In den drei Monaten Erprobung sollen nach Informationen von APOTHEKE ADHOC zwar mehrere Dutzend E-Rezepte erstellt und verschickt worden sein – allerdings habe es sich dabei ausschließlich um Demo-Datensätze gehandelt. Es hat demnach bisher kein einziges „echtes“ E-Rezept den gesamten Zyklus von Ausstellung über Abgabe bis Abrechnung durchlaufen. „Rezepte kommen bis zur Apotheke, aber können dann noch nicht abgerechnet werden“, so ein Beteiligter.

„Das aktuelle Ergebnis des Pilotprojekts ist problematisch“, sagt ein anderer Manager eines Softwarehauses. Es gebe zu wenige Arztsysteme, auch bei den Krankenkassen und selbst bei den Warenwirtschaftssystemen der Apotheken gebe es noch Engpässe. Bisher sind nur Pharmatechnik und Awinta von Noventi in der Lage, E-Rezepte komplett zu verarbeiten – theoretisch zumindest. Denn auch dort soll es noch haken. Pharmatechnik plant dem Vernehmen nach schon in den kommenden Tagen ein weiteres Update. „Unterm Strich ist es so, dass für einen massentauglichen Einsatz die Testphase noch nicht reicht.“

Die Zahl der Probleme ist dem Vernehmen nach groß und reicht von Fehlern in der sogenannten Referenzumgebung der Telematikinfrastruktur über die Kompatibilität der verschiedenen Systeme bis hin zu den Schnittstellen zu den Kostenträgern. Aus dem Kreis der Softwaredienstleister für die Kostenträger heißt es ebenfalls, dass dort außer Demo-Datensätzen noch nichts angekommen sei. Ein weiteres Problem seien Lesefehler bei den ausgedruckten QR-Codes gewesen. Viele Praxisdrucker seien nicht in der Lage, die Codes lesekonform zu drucken.
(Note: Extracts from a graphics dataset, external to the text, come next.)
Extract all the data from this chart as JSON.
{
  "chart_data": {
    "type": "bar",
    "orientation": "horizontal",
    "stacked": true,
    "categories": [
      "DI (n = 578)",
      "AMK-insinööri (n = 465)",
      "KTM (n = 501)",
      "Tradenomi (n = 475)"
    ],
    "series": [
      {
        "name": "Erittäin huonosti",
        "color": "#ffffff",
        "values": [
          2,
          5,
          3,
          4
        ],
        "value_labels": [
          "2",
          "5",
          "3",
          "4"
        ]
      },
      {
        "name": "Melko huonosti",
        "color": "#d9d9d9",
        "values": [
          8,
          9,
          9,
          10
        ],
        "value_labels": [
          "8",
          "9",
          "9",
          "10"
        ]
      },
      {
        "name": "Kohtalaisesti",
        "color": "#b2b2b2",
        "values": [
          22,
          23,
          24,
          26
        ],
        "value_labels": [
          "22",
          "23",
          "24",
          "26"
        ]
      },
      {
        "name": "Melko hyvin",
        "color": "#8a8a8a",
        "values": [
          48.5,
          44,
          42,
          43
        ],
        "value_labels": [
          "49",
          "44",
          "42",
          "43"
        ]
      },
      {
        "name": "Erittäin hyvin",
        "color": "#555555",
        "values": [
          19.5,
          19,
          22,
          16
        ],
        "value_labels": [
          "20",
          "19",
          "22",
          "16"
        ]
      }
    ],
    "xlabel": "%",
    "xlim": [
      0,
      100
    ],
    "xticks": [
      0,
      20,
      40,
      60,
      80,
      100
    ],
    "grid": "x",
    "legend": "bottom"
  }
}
Ein Testlauf mit einem Nadeldrucker habe demnach zu einer Druckdauer von 50 Sekunden geführt – eindeutig zu lang für den Praxisalltag.
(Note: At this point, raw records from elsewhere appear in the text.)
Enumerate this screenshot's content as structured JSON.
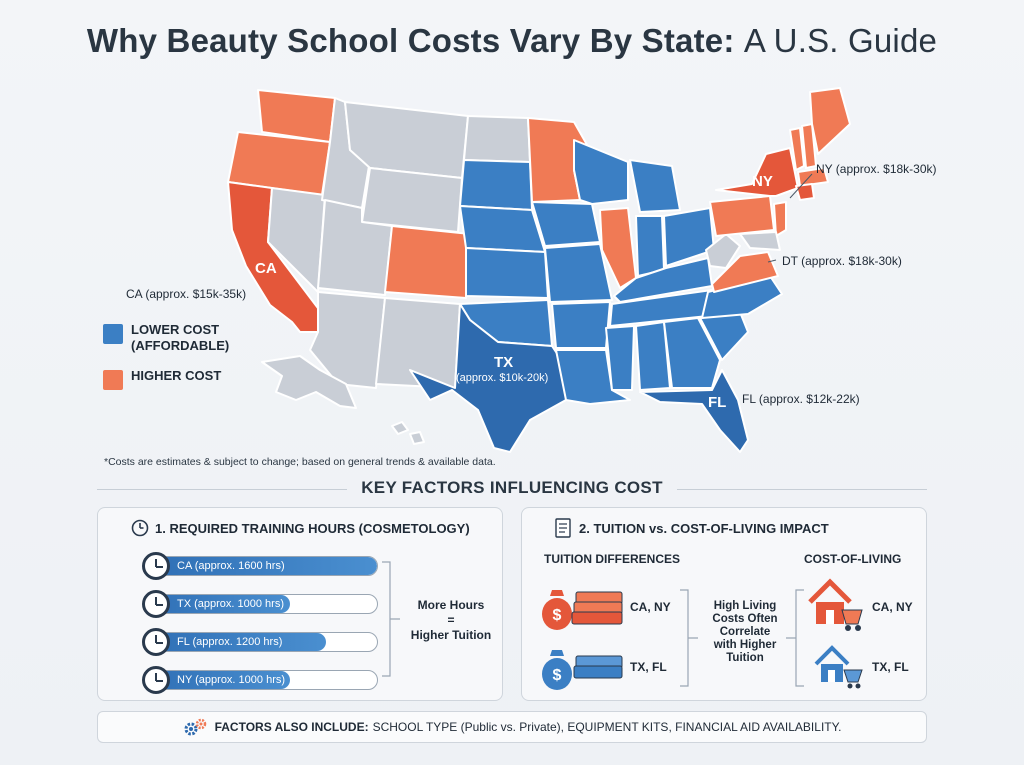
{
  "title": {
    "bold": "Why Beauty School Costs Vary By State:",
    "light": "A U.S. Guide"
  },
  "map": {
    "callouts": {
      "ca": "CA (approx. $15k-35k)",
      "ny": "NY (approx. $18k-30k)",
      "dt": "DT (approx. $18k-30k)",
      "fl": "FL (approx. $12k-22k)",
      "tx": "(approx. $10k-20k)"
    },
    "tags": {
      "ca": "CA",
      "ny": "NY",
      "tx": "TX",
      "fl": "FL"
    },
    "colors": {
      "lower": "#3b7fc4",
      "lower_dark": "#2e6aae",
      "higher": "#f07a55",
      "higher_dark": "#e4573a",
      "neutral": "#c9ced6"
    }
  },
  "legend": {
    "lower": "LOWER COST\n(AFFORDABLE)",
    "higher": "HIGHER COST"
  },
  "note": "*Costs are estimates & subject to change; based on general trends & available data.",
  "factors_title": "KEY FACTORS INFLUENCING COST",
  "panel1": {
    "title": "1. REQUIRED TRAINING HOURS (COSMETOLOGY)",
    "bars": [
      {
        "label": "CA (approx. 1600 hrs)",
        "fill": 1.0
      },
      {
        "label": "TX (approx. 1000 hrs)",
        "fill": 0.62
      },
      {
        "label": "FL (approx. 1200 hrs)",
        "fill": 0.78
      },
      {
        "label": "NY (approx. 1000 hrs)",
        "fill": 0.62
      }
    ],
    "conclusion": "More Hours\n=\nHigher Tuition"
  },
  "panel2": {
    "title": "2. TUITION vs. COST-OF-LIVING IMPACT",
    "tuition_heading": "TUITION DIFFERENCES",
    "col_heading": "COST-OF-LIVING",
    "tuition_high": "CA, NY",
    "tuition_low": "TX, FL",
    "col_high": "CA, NY",
    "col_low": "TX, FL",
    "middle": "High Living\nCosts Often\nCorrelate\nwith Higher\nTuition"
  },
  "footer": {
    "bold": "FACTORS ALSO INCLUDE:",
    "text": "SCHOOL TYPE (Public vs. Private), EQUIPMENT KITS, FINANCIAL AID AVAILABILITY."
  }
}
Ein besonderes Nadelöhr sind die Praxisverwaltungssysteme. Die Kassenärztliche Bundesvereinigung (KBV) warnt seit Monaten gebetsmühlenartig, dass viele Anbieter nicht in der Lage sein würden, bis zum 1. Januar E-Rezepte zu erstellen. Bisher sind dem Vernehmen nach nur Quincy und Turbomed dazu fähig. Hier gibt es nun ebenfalls eine Änderung: Die Arztsysteme müssen jetzt nicht nur von der Gematik zertifiziert werden, sondern auch durch einen sogenannten Konnektathon. Das hat die Gematik mit der KBV vereinbart. Erst wenn die Systeme diesen Belastungstest bestanden haben, können sie in der Praxis eingesetzt werden.
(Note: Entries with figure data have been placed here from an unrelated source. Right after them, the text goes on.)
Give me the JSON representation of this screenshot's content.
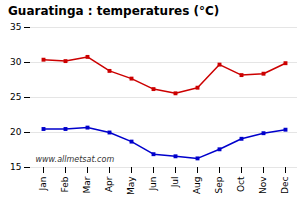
{
  "chart_data": {
    "type": "line",
    "title": "Guaratinga : temperatures (°C)",
    "categories": [
      "Jan",
      "Feb",
      "Mar",
      "Apr",
      "May",
      "Jun",
      "Jul",
      "Aug",
      "Sep",
      "Oct",
      "Nov",
      "Dec"
    ],
    "series": [
      {
        "color": "#cc0000",
        "marker": "square",
        "values": [
          30.4,
          30.2,
          30.8,
          28.8,
          27.7,
          26.2,
          25.6,
          26.4,
          29.7,
          28.2,
          28.4,
          29.9
        ]
      },
      {
        "color": "#0000cc",
        "marker": "square",
        "values": [
          20.5,
          20.5,
          20.7,
          20.0,
          18.7,
          16.9,
          16.6,
          16.3,
          17.6,
          19.1,
          19.9,
          20.4
        ]
      }
    ],
    "ylim": [
      15,
      35
    ],
    "yticks": [
      15,
      20,
      25,
      30,
      35
    ],
    "grid": true,
    "annotation": "www.allmetsat.com"
  }
}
Der 1. Januar soll zwar formal immer noch als Startdatum gehalten werden – aber den Arztpraxen wird schon eine Hintertür geöffnet. Das E-Rezept wird zunächst als „Opt-In“ in der Software angelegt sein, die Ärztinnen und Ärzte können also vorerst weiter auf Papier verordnen. Zentral dabei: Die Gematik befindet sich in Gesprächen mit den Krankenkassen über eine Friedenspflicht, damit die Muster-16-Rezepte ganz normal weiter abgerechnet werden. Es wird also eine verlängerte Übergangszeit geben.